We used the YouTube Data API to collect metadata and performed preprocessing and feature engineering in Python. The following models were tested: Linear Regression (baseline), SVR, XGBoost, and CatBoost. Gradient boosting models were selected for their effectiveness with structured data. Feature scaling was applied where needed, and the data was split 80/20 for training/testing.

---

## 7. Limitations

- High variance in video views  
- Absence of content-based features  
- No access to recommendation system or user-level behavior  
- Limited text signal due to sparse or generic video titles

---

## 8. Solution Details

Although metadata does not allow for highly accurate predictions, it does offer insights for content planning. For example, our analysis suggests videos published on Sundays and Mondays perform better on average. Ratios like likes per view were more useful than raw numbers. These findings can guide creators in understanding structural metadata patterns.

---

## 9. Concluding Summary

This white paper demonstrates that while predicting engagement using only metadata has limitations, it is a valuable starting point for creators without access to richer tools.
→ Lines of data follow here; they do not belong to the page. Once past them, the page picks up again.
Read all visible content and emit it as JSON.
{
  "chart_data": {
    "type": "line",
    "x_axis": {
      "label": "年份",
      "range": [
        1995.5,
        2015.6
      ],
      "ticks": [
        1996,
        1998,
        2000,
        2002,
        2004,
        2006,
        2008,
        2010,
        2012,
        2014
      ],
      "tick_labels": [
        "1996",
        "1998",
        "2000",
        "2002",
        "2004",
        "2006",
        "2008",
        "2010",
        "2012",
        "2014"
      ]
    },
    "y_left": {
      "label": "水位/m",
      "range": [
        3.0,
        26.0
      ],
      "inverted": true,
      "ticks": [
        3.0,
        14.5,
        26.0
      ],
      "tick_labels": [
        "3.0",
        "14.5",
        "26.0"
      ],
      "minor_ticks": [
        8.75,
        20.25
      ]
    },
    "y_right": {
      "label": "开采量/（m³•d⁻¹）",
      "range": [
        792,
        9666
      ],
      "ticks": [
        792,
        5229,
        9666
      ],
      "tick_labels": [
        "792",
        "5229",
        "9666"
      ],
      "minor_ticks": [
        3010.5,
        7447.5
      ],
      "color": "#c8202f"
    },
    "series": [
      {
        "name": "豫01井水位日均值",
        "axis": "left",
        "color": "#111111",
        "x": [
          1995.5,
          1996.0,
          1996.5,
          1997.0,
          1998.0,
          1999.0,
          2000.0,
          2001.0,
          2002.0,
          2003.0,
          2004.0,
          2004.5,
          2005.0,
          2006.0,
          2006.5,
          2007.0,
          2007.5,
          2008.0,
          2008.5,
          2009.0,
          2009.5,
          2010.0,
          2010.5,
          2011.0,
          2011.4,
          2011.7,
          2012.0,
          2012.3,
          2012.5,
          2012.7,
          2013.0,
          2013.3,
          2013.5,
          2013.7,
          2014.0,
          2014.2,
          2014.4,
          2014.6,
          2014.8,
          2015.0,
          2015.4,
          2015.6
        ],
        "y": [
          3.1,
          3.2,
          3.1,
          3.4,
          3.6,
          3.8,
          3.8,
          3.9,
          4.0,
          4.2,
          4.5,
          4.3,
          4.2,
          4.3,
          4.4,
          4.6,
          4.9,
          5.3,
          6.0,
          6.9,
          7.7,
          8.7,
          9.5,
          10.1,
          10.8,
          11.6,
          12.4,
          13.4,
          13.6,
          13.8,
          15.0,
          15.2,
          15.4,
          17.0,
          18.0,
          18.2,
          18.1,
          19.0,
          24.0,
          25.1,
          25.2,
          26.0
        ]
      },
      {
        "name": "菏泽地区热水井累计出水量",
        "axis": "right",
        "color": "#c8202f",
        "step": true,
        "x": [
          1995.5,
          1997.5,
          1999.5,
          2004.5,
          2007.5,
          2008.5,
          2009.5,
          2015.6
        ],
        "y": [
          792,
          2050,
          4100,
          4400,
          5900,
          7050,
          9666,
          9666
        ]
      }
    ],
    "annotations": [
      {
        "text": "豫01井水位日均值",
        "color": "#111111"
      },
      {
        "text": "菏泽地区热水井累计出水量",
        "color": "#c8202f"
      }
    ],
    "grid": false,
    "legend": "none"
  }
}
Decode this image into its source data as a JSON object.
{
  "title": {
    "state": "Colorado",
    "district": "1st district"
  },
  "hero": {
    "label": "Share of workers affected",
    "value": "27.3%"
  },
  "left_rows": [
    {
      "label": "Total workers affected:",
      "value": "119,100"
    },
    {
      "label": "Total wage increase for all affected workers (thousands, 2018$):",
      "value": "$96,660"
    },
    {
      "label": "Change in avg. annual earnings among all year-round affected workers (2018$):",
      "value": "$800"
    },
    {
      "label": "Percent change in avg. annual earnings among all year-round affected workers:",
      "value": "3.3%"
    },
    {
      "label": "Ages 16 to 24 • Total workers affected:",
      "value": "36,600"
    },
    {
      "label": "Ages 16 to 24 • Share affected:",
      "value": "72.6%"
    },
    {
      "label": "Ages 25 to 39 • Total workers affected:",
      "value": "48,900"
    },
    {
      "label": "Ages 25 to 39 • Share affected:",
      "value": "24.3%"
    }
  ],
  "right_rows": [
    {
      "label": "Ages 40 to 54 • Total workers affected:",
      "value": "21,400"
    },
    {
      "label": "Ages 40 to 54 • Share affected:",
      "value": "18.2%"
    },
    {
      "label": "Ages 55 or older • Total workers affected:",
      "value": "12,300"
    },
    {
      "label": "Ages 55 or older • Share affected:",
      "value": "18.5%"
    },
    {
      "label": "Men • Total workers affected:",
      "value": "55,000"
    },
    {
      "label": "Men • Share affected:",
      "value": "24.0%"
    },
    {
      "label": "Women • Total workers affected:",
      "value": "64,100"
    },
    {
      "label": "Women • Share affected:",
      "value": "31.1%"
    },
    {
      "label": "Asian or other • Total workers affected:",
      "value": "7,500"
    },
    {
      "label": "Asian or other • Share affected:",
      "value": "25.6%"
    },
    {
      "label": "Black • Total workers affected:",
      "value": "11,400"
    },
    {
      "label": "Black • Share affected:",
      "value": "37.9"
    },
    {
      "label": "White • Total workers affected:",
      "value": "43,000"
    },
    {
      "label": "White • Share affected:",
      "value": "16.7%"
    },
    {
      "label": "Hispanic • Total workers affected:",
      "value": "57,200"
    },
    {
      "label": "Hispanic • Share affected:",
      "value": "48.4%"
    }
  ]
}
The results reveal the need for combining metadata with contextual or content-driven features. Future work should focus on extending feature sets and applying more advanced modeling techniques.

---

## 10. Call to Action

We encourage content creators, analysts, and researchers to explore enhanced modeling approaches using richer data sources, such as content embeddings or viewer demographics, to build more accurate forecasting tools for digital engagement.